And although some investors participate in `unfriendly' LBOs in which the takeover is made without the backing of management, Harvard is "not going to be involved in unfriendly deals because they'll loathe the publicity," says the investment banker.
But, as Scott says, in the leveraged buyout business "what's unfriendly is a little hard to tell."
That uncertainty about unfriendly takeovers is mirrored in the long-term prognosis for the leveraged buyout trend. While Harvard and other investors may be raking in the profits from LBOs today, economists say they think the buyout market will falter if the economy weakens.
"Generally speaking, LBOs are quite lucrative for investors," says Reich. But, he adds, "when the market turns sour, it may not be quite so lucrative."
Doug Henwood, publisher of the Left Business Observer,says "LBOs sort of made economic sense in the early '70s and '80s when they were small [transactions]." But "they no longer make sense because I don't see how we can finance the debt," he adds.
Henwood says he thinks that if the economy went into a recession, those economic conditions combined with rising interest rates would throw as many as 10 percent of U.S. companies out of business if the LBOs continued.
And he says if a recession was anything like the one in the early 1980s, "people like Harvard would find their investments going bad."
Law says he also thinks there may be a recession in the near future, giving a "one-in-five chance" for a recession in the next year.
But the economic verdict is not clear.
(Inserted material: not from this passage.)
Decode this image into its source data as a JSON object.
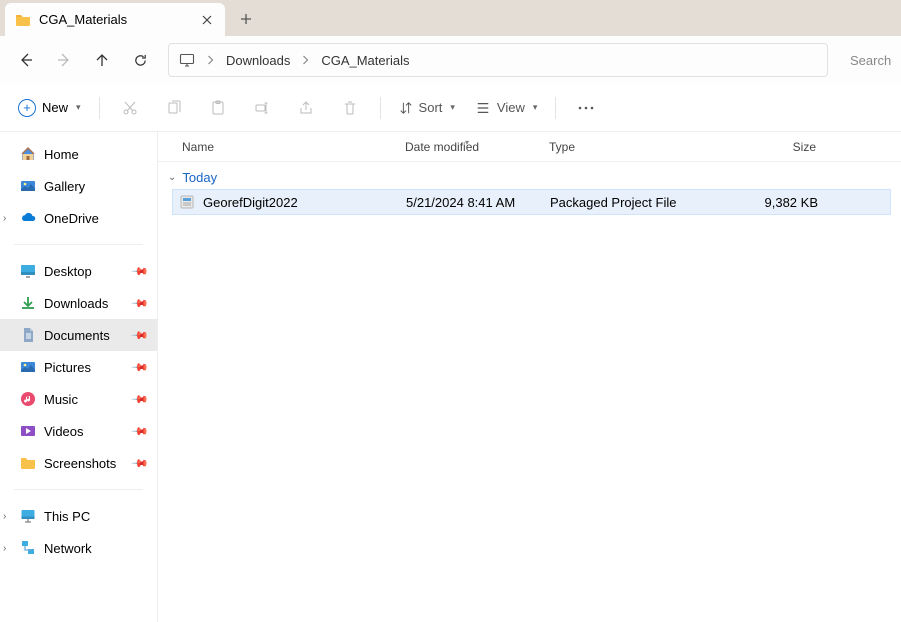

Steven P. Galante, managing director of buyout information at Venture Economics--a Boston-based business analysis firm--says, "there were a lot of LBOs in 1980 and 1981 and they went through that recession without any defaults."
"Generally," Galante says, "you don't structure a deal based on the best-case scenario."
All those economic debates, however, may eventually be moot if Congress passes laws hampering the leveraged buyout deals.
Since LBOs rely on the tax deductibility of loan interest, some takeover critics have suggested that this allowance be discontinued or decreased, thereby making LBOs less attractive, a Capitol Hill source says.
Other critics who are mainly concerned with the level of debt incurred in the LBO process have suggested that the tax deductibility be shifted towards cash expenditures rather than debt, thus encouraging LBO initiators to use money instead of loans.
But the congressional source says he "wouldn't be surprised if nothing is done [about LBOs] on the Senate side" because people have drawn a negative connection between the 1987 stock market crash and a House resolution, passed five days before the crash, that halted LBO deductions over $5 million.
And Galante says, "Congress has been historically reluctant to pass legislation to regulate the markets." Law agrees with this analysis, asserting that any action Congress takes "has as many problems as solutions."
But the Capitol Hill source says many government officials are concerned about the rise in LBOs because "debt is not as productive as research and development." And, he adds, there is an "undercurrent" of feeling in Congress that there are ethical problems with LBOs.
But, as Massie says, "Congress responds to major events." And, "in the absence of a major event, like another RJR, they probably won't do anything," he adds.